When Autumn was done in the bathroom her shirt was covered wet spots. "I think it's still on me. I can smell it," she said.
"It's not on you," I said. "I can still smell it too. Are the wet spots on your shirt from washing your hands?" I asked.
"Ewww," she said. "I don't know. I don't want to touch it."
I leaned down and sniffed her. "Nope," I said. "All I smell is clean soapy water."
She looked down to see if her pants were dry as well.
"Oh, ew, ew," she said. "It's on my new shoes."
The toe of her right foot was covered in the same brownish gook that had been all over the gloves. I felt really guilty for making her be the one to touch the nasty bag. I looked around for something to clean off her shoe and grabbed up the bottle of hand sanitizer. I squirted it onto her shoe until the entire toe was covered in the clear jelly then I cleaned it off with a paper towel. "All better," I said.
We both laughed. The police were coming. They would look in the bag. We would know what was in there but we wouldn't have to see it. The relief was short lived. Every minute we waited for the answer was another minute we spent writing the ending in our own imaginations. We talked back and forth trying to come to a conclusion about what Autumn had felt squishing through the bottom of that bag. Any way we considered it, we couldn't figure out why someone would put something dead in the trash can of a gas station. We shared a cigar while we waited. The vanilla smell of the Black and Mild helped to clean the odor out of our noses.
The police came and I went out to meet them. I felt ridiculous. One of the cops told me stories about finding corpses of elderly people that had been rotting in their houses for weeks. The other officer started digging through the garbage with a giant metal pole.
"There's a second bag in here," he said. "It looks like a white kitchen garbage bag."

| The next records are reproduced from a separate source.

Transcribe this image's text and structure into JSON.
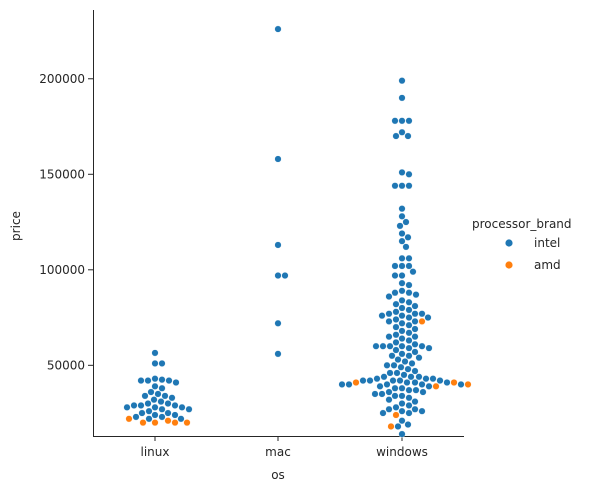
{
  "chart_data": {
    "type": "scatter",
    "subtype": "swarm",
    "title": "",
    "xlabel": "os",
    "ylabel": "price",
    "categories": [
      "linux",
      "mac",
      "windows"
    ],
    "y_ticks": [
      50000,
      100000,
      150000,
      200000
    ],
    "y_tick_labels": [
      "50000",
      "100000",
      "150000",
      "200000"
    ],
    "ylim": [
      13000,
      236000
    ],
    "grid": false,
    "legend": {
      "title": "processor_brand",
      "placement": "right",
      "entries": [
        {
          "label": "intel",
          "color": "#1f77b4"
        },
        {
          "label": "amd",
          "color": "#ff7f0e"
        }
      ]
    },
    "series": [
      {
        "name": "intel",
        "color": "#1f77b4",
        "points": {
          "linux": [
            56500,
            51000,
            51000,
            43000,
            42500,
            42000,
            42000,
            42000,
            41000,
            39000,
            38000,
            36000,
            35000,
            34000,
            34000,
            33000,
            32000,
            31000,
            30000,
            30000,
            29000,
            29000,
            29000,
            28000,
            28000,
            28000,
            27000,
            27000,
            26000,
            25000,
            25000,
            24000,
            24000,
            23000,
            23000,
            22000,
            22000
          ],
          "mac": [
            226000,
            158000,
            113000,
            97000,
            97000,
            72000,
            56000
          ],
          "windows": [
            199000,
            190000,
            178000,
            178000,
            178000,
            172000,
            170000,
            170000,
            151000,
            150000,
            144000,
            144000,
            144000,
            132000,
            128000,
            125000,
            123000,
            119000,
            117000,
            115000,
            112000,
            106000,
            106000,
            102000,
            102000,
            102000,
            99000,
            97000,
            97000,
            93000,
            92000,
            89000,
            88000,
            88000,
            87000,
            86000,
            84000,
            83000,
            82000,
            81000,
            80000,
            79000,
            78000,
            77000,
            77000,
            77000,
            76000,
            76000,
            75000,
            75000,
            74000,
            73000,
            73000,
            72000,
            71000,
            70000,
            69000,
            68000,
            67000,
            66000,
            65000,
            65000,
            64000,
            63000,
            62000,
            61000,
            60000,
            60000,
            60000,
            60000,
            60000,
            59000,
            59000,
            58000,
            57000,
            56000,
            55000,
            55000,
            54000,
            53000,
            52000,
            51000,
            50000,
            50000,
            49000,
            48000,
            47000,
            46000,
            46000,
            45000,
            44000,
            44000,
            44000,
            43000,
            43000,
            43000,
            42000,
            42000,
            42000,
            42000,
            42000,
            41000,
            41000,
            41000,
            40000,
            40000,
            40000,
            40000,
            40000,
            39000,
            39000,
            38000,
            38000,
            37000,
            37000,
            36000,
            36000,
            35000,
            35000,
            34000,
            34000,
            33000,
            32000,
            31000,
            30000,
            29000,
            28000,
            27000,
            27000,
            26000,
            26000,
            25000,
            25000,
            21000,
            19000,
            18000,
            14000
          ]
        }
      },
      {
        "name": "amd",
        "color": "#ff7f0e",
        "points": {
          "linux": [
            22000,
            21000,
            20000,
            20000,
            20000,
            20000
          ],
          "mac": [],
          "windows": [
            73000,
            41000,
            41000,
            40000,
            39000,
            24000,
            18000
          ]
        }
      }
    ]
  }
}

"We don't use white bags," I said. "Ours are black."
The bag had red drawstring handles and he hooked the handles with the pole. As he pulled the bag up and out of the dumpster, the smell intensified. A stream of brownish sludge dripped from the bottom of the bag. My knees started to shake and I had to walk away. I didn't want to see what was in that bag. I could hear ripping noises as they two officers worked the bag open.
"There's a towel," said one of them.
I stopped dead and glanced behind me for just a second. There was a towel. The officer who had been wielding the metal pole was now pulling the edges of a towel free from the bag. I snapped my head forward again and took shallow breaths. I kept my eyes on Autumn and walked back to the store.
"What is it?" She asked. "What's in there?"
"There's something wrapped in a towel," I said. I shook my head and looked at my feet. I thought I was braver than this.
Autumn looked over my shoulder at the activity by the dumpster. "They're pulling something out of the bag."
"Can you see what it is?" I asked.
Autumn shook her head. There was a frozen moment of silence as Autumn and I looked at each other, both praying that whatever was uncovered in that garbage bag wouldn't give us nightmares.
And the police officers laughed.
I spun around to look back in their direction but they were already pushing the stained towel back into the plastic bag. I watched as one of them picked it up by the handles and lobbed it back into the dumpster.
Autumn and I both started walking back towards them.
"What...?" But I was interrupted by one of the police officers.
"Fish heads," he said. "That bag was full of fish heads."